In a really strong memory model, emitting fence instructions would be unnecessary. All memory accesses would execute in order and all stores would be globally visible.
Memory fences are needed because current common architectures do not provide a strong memory model - x86/x64 can for example reorder reads relative to writes. (A more thorough source is "Intel? 64 and IA-32 Architectures Software Developer’s Manual, 8.2.2 Memory Ordering in P6 and More Recent Processor Families"). As an example from the gazillions, Dekker's algorithm will fail on x86/x64 without fences.
Even if the JIT produces machine code in which instructions with memory loads and stores are carefully placed, its efforts are useless if the CPU then reorders these loads and stores - which it can, as long as the illusion of sequential consistency is maintained for the current context/thread.
Risking oversimplification: it may help to visualize the loads and stores resulting from the instruction stream as a thundering herd of wild animals.
As they cross a narrow bridge (your CPU), you can never be sure about the order of the animals, since some of them will be slower, some faster, some overtake, some fall behind.
If at the start - when you emit the machine code - you partition them into groups by putting infinitely long fences between them, you can at least be sure that group A comes before group B.
Fences ensure the ordering of reads and writes. Wording is not exact, but:
- a store fence "waits" for all outstanding store (write) operations to finish, but does not affect loads.
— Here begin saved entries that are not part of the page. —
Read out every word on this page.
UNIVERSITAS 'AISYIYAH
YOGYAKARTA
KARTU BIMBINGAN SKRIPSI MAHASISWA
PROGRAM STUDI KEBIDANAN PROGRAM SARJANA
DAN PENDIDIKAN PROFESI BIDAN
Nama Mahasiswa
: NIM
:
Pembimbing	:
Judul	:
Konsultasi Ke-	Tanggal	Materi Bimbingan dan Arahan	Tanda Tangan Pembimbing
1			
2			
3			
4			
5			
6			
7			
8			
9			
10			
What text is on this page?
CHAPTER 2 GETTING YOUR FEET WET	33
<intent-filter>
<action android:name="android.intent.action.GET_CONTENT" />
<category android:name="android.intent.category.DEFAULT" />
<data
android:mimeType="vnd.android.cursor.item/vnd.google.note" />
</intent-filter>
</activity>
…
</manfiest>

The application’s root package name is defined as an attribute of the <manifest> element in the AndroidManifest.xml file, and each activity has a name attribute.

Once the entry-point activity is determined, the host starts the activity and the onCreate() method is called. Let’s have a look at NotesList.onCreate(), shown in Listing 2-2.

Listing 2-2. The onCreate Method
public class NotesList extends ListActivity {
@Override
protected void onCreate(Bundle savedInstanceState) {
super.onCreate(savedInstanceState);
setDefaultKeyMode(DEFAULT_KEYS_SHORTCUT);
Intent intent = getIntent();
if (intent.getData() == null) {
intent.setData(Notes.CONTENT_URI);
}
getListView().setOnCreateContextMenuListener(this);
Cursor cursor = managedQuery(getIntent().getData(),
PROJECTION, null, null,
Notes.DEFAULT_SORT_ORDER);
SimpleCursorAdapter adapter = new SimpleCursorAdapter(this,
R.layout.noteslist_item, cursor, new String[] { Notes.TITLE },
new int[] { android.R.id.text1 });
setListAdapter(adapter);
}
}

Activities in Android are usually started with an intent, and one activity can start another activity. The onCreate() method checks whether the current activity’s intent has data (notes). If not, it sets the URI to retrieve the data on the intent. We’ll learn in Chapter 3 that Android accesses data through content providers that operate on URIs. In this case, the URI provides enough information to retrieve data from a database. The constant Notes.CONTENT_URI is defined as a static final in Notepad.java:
- a load fence "waits" for all outstanding load (read) operations to finish, but does not affect stores.
- a full fence "waits" for all store and load operations to finish. It has the effect that reads and writes before the fence will get executed before the writes and loads that are on the "other side of the fence" (come later than the fence).
What the JIT emits for a full fence, depends on the (CPU) architecture and what memory ordering guarantees it provides.
Since the JIT knows exactly what architecture it runs on, it can issue the proper instruction(s).
On my x64 machine, with .NET 4.0 RC, it happens to be a lock or
.
int a = 0;
00000000 sub rsp,28h
Thread.MemoryBarrier();
00000004 lock or dword ptr [rsp],0
Console.WriteLine(a);
00000009 mov ecx,1
0000000e call FFFFFFFFEFB45AB0
00000013 nop
00000014 add rsp,28h
00000018 ret
Intel? 64 and IA-32 Architectures Software Developer’s Manual Chapter 8.1.2:
"...locked operations serialize all outstanding load and store operations (that is, wait for them to complete)."
..."Locked operations are atomic with respect to all other memory operations and all
externally visible events. Only instruction fetch and page table accesses can pass
locked instructions. Locked instructions can be used to synchronize data written by
one processor and read by another processor."
memory-ordering instructions address this specific need. MFENCE
could have been used as full barrier in the above case (at least in theory - for one, locked operations might be faster, for two it might result in different behavior). MFENCE
and its friends can be found in Chapter 8.2.5 "Strengthening or Weakening the Memory-Ordering Model".
There are some more ways to serialize stores and loads, though they are either impractical or slower than the above methods:
In chapter 8.3 you can find full serializing instructions like CPUID
. These serialize instruction flow as well: "Nothing can pass a serializing instruction and
a serializing instruction cannot pass any other instruction (read, write, instruction
fetch, or I/O)".
If you set up memory as strong uncached (UC), it will give you a strong memory model: no speculative or out-of order accesses will be allowed and all accesses will appear on the bus, therefore no need to emit an instruction. :) Of course, this will be a tad slower than usual.
...
So it depends on. If there was a computer with strong ordering guarantees, the JIT would probably emit nothing.
IA64 and other architectures have their own memory models - and thus guarantees of memory ordering (or lack of them) - and their own instructions/ways to deal with memory store/load ordering.